The only one of the Translator finalists that I know personally is Marko Fančović. Fingers crossed for him.

In Work of Fiction I’d like to highlight Mats Strandberg’s Slutet. Lots of people at Åcon were enthusing about this book. It has a 4-star rating from over 100 reviews on Goodreads. Mats tells me that an English translation has been made because there’s interest from TV companies. It needs an English language publisher.

If you happen to be a member of a national delegation, please take note.

EuroCon Schedule

The programme for TitanCon, this year’s Eurocon, does not appear to be on their website yet, but it is on Grenadine so I guess it is public. Here’s what I am doing:

Small Press
22 Aug 2019, Thursday 16:00 – 17:00, Lagan A (Hilton Belfast)

Small Press publishers are the backbone of the SF&F industry. Our panel will be sharing experiences, insights and anecdotes. Pedro Cipriano (Editorial Divergência), Ms Cheryl Morgan (Wizard’s Tower Press) (M), Carole Parker ms

Writing Vulnerable Men
23 Aug 2019, Friday 17:00 – 18:00, Lagan A (Hilton Belfast)

A look at the presentation of non-stereotypical male characters in SF&F. Ms Cheryl Morgan (Wizard’s Tower Press) (M), Ian McDonald, Zoë Sumra

The Matrix – 20 years on
24 Aug 2019, Saturday 13:00 – 14:00, Lagan A (Hilton Belfast)

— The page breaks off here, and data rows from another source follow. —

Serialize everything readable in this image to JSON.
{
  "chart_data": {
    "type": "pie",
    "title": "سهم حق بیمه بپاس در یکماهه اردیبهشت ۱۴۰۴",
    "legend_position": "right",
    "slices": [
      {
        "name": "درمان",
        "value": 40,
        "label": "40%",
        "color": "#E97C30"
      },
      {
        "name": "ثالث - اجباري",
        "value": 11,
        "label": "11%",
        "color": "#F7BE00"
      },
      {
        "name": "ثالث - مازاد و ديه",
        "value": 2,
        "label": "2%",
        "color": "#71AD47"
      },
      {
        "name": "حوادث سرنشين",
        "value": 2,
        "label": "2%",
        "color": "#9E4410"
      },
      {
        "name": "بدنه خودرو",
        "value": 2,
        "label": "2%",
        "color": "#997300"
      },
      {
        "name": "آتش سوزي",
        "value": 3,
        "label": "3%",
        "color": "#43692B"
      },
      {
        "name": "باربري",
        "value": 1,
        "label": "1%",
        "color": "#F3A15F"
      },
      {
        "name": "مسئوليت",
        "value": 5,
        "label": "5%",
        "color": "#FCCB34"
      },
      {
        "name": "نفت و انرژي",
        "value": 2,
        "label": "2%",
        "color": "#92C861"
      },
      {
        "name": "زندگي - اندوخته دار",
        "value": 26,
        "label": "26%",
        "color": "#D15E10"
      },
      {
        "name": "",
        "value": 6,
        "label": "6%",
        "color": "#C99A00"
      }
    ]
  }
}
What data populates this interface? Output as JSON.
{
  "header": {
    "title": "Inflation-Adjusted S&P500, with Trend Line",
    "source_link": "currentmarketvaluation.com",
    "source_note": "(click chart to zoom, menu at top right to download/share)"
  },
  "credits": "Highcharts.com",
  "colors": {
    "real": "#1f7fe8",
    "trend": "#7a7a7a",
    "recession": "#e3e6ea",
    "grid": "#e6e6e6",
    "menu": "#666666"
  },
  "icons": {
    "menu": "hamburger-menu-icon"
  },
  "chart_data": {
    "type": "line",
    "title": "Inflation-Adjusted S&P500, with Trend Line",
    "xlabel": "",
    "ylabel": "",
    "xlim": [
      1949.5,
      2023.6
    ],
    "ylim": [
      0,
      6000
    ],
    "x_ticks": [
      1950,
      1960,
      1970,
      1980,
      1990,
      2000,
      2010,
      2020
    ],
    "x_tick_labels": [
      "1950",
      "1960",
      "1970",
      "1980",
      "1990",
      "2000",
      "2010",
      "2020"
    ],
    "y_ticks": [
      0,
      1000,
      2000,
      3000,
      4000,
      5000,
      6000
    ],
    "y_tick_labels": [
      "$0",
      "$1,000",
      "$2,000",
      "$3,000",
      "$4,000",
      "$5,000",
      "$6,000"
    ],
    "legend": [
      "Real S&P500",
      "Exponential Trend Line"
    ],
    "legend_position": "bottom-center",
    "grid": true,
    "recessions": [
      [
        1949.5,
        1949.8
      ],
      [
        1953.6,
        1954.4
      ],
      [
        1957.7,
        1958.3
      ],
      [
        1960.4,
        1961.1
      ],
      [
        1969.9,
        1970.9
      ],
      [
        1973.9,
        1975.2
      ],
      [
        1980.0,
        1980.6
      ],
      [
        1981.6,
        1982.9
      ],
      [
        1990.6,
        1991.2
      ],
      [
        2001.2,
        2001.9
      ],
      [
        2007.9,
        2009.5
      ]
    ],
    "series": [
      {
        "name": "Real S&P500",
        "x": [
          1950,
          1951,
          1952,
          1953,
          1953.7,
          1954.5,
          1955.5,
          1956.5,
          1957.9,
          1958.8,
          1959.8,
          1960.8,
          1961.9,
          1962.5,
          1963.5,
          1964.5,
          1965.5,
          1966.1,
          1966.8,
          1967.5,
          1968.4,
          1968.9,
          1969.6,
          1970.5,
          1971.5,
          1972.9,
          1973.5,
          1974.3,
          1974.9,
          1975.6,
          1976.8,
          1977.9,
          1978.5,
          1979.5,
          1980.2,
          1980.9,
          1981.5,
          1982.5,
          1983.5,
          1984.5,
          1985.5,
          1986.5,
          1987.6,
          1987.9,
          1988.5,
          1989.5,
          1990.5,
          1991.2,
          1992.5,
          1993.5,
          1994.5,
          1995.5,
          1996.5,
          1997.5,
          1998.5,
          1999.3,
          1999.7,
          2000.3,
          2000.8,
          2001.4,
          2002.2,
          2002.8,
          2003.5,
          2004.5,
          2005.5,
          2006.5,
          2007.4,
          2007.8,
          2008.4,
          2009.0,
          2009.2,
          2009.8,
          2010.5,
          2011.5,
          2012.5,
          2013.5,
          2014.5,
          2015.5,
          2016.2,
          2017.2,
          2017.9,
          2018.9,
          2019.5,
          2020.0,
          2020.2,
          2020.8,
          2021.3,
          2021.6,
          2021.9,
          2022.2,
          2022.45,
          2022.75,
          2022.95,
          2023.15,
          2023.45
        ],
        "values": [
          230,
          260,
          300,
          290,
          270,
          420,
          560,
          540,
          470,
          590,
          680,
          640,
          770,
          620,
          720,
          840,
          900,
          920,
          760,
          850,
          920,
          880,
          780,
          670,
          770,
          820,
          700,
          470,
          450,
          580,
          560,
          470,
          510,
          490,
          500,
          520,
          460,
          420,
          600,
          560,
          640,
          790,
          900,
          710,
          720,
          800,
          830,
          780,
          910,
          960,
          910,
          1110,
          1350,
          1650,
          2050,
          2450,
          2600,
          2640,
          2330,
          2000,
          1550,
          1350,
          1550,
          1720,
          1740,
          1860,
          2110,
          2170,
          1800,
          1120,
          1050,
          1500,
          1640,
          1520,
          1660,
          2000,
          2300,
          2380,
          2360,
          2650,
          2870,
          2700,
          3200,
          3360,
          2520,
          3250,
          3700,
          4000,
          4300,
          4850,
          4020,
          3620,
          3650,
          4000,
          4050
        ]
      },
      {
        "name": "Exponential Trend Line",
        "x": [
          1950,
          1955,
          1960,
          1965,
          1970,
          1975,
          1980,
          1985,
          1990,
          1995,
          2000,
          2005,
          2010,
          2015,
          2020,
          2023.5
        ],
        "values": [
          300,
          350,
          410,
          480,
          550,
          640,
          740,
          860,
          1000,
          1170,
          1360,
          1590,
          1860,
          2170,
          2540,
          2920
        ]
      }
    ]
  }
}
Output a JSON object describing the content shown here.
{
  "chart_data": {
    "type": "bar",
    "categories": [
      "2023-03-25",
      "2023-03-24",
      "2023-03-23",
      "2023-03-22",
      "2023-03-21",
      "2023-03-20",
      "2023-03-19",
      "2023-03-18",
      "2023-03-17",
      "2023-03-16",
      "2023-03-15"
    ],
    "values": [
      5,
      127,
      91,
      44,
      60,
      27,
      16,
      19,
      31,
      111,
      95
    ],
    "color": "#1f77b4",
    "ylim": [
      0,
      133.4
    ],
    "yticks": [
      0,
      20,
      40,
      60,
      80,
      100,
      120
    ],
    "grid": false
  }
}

In 1999, cinema viewers across the world were asked “What is The Matrix?” Twenty years on, the question still remains. On its face a groundbreaking SFX blockbuster, it can be read as a transgender parable, a treatise on the Philosophy of Mind, an object lesson on the dangers of Sequelitis, and more. Ms Cheryl Morgan (Wizard’s Tower Press) (M), Dyrk Ashton (Paternus Books Media), Flickums (Royal London Group), RB Kelly

Yes, I am moderating all three of those. I am also moderating every panel I have been put on at Worldcon. Someone has obviously got a reputation.